A preliminary injunction is granted when a plaintiff makes a prima facie showing that he is entitled to relief and that he will suffer irreparable injury if the preliminary injunction is not granted. La.C.Civ.Pr. art. 3601, et seq. Because injunctive relief is provided for by the Code of Civil Procedure, the question in the instant case is whether plaintiff has made a prima facie showing that it will prevail upon the merits.' See Schwegmann Bros. Giant Supermarkets v. Louisiana Milk Comm’n, 290 So.2d 312 (La.1974). The evidence in the record includes the petition for injunctive relief filed by plaintiff, in which plaintiff denied that both the note was in default and that the rent roll exceeded the amount necessary to ulerease the interest due. Furthermore, plaintiff also alleged in its petition that it ’ has overpaid its interest each month, in spite of the warranty agreement, and, therefore, has paid the amount that defendant claims it owes. Other than copies of the mortgage note and the warranty agreement, no other evidence was introduced into the record.

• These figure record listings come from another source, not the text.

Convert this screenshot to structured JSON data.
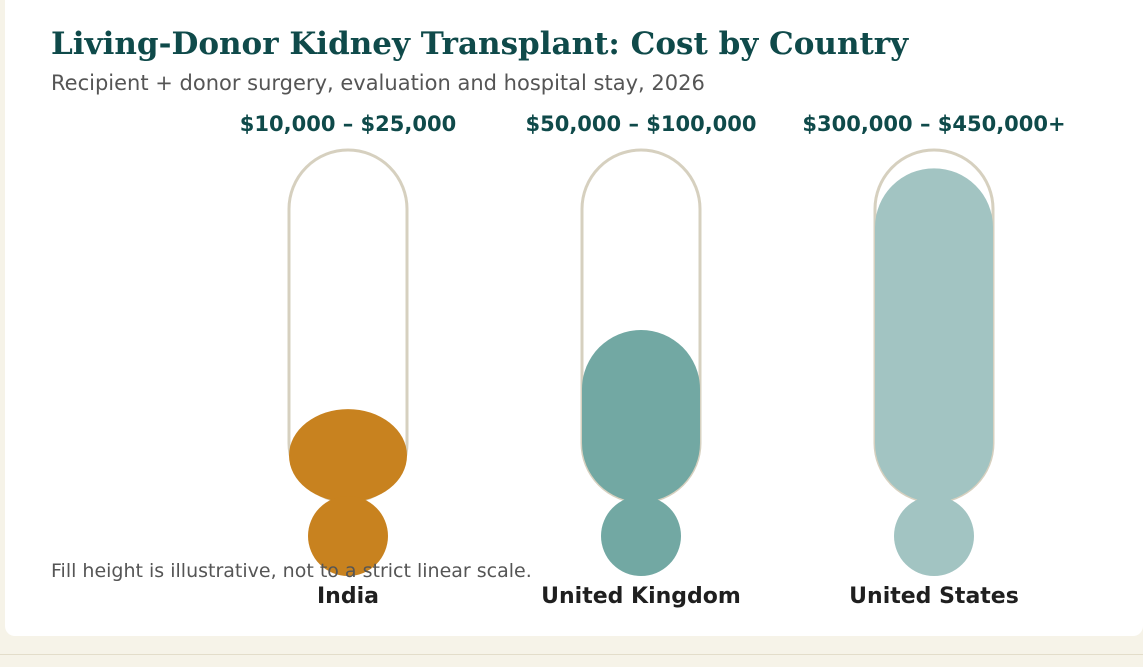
{
  "title": "Living-Donor Kidney Transplant: Cost by Country",
  "subtitle": "Recipient + donor surgery, evaluation and hospital stay, 2026",
  "note": "Fill height is illustrative, not to a strict linear scale.",
  "colors": {
    "background": "#f6f3e8",
    "card": "#ffffff",
    "title": "#0f4a4a",
    "outline": "#d6d0bf",
    "india": "#c8821f",
    "united_kingdom": "#72a8a3",
    "united_states": "#a2c4c2"
  },
  "chart_data": {
    "type": "bar",
    "title": "Living-Donor Kidney Transplant: Cost by Country",
    "subtitle": "Recipient + donor surgery, evaluation and hospital stay, 2026",
    "categories": [
      "India",
      "United Kingdom",
      "United States"
    ],
    "cost_labels": [
      "$10,000 – $25,000",
      "$50,000 – $100,000",
      "$300,000 – $450,000+"
    ],
    "ranges_usd": [
      [
        10000,
        25000
      ],
      [
        50000,
        100000
      ],
      [
        300000,
        450000
      ]
    ],
    "fill_levels": [
      0.27,
      0.5,
      0.97
    ],
    "colors": [
      "#c8821f",
      "#72a8a3",
      "#a2c4c2"
    ],
    "legend": "none",
    "grid": false,
    "note": "Fill height is illustrative, not to a strict linear scale."
  }
}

The wording contained in the warranty agreement is ambiguous. It provides in pertinent part:

“In the event that the audit reveals maintenance expenses in excess of $6,755.13, then such excess, multiplied by 10, shall be subtracted from the principal balance of the vendor’s lien note, and any interest paid on said amount by which the principal is reduced shall be credited against interest to accrue thereafter.”

The procedure by which this credit is to take place is not contained in the record. The wording would seem to suggest that the credit should take place at such time as the audit would indicate maintenance expenses in excess of the $6,755.13. There is no evidence in the record, however, that such a credit was made or that such a credit was ever requested to be made at any time during the six years since the warranty agreement was entered into. Nowhere in the warranty agreement does it say that such a credit is to operate automatically.

Plaintiff has the burden of making a prima facie showing that there is a likelihood that it will prevail on the merits of a trial on a permanent injunction. In the present case, there is not enough evidence contained in the record to support a finding that such a showing has been made. The only evidence submitted by plaintiff is its claims in its petition that it paid certain amounts under protest and that the rent rolls never exceeded the requisite amount, and the ambiguous wording of the warranty agreement. There is no evidence to support these allegations. Plaintiff did not introduce any affidavits or exhibits to show exactly what the rent rolls were and exactly how the rent was paid in protest.

In view of the scant evidence presented to the trial court by the plaintiff below, we cannot find that a prima facie showing was made that plaintiff would prevail on the merits of a permanent injunction.

For these reasons, the decision of the trial court granting the preliminary injunction is reversed.

REVERSED.

LOBRANO, J., concurs.






Concurrence Opinion

LOBRANO, Judge,

concurring.

I respectfully concur in the reversal of this matter. Simply put, the plaintiff-ap-pellee alleged the necessary facts required under Article 2751 of the Code of Civil *9Procedure to arrest the seizure and sale. However, the record is void of any evidence whatsoever to support those allegations. The judgment granting the preliminary injunction recites that a hearing took place and evidence was submitted, however I am unable to find any.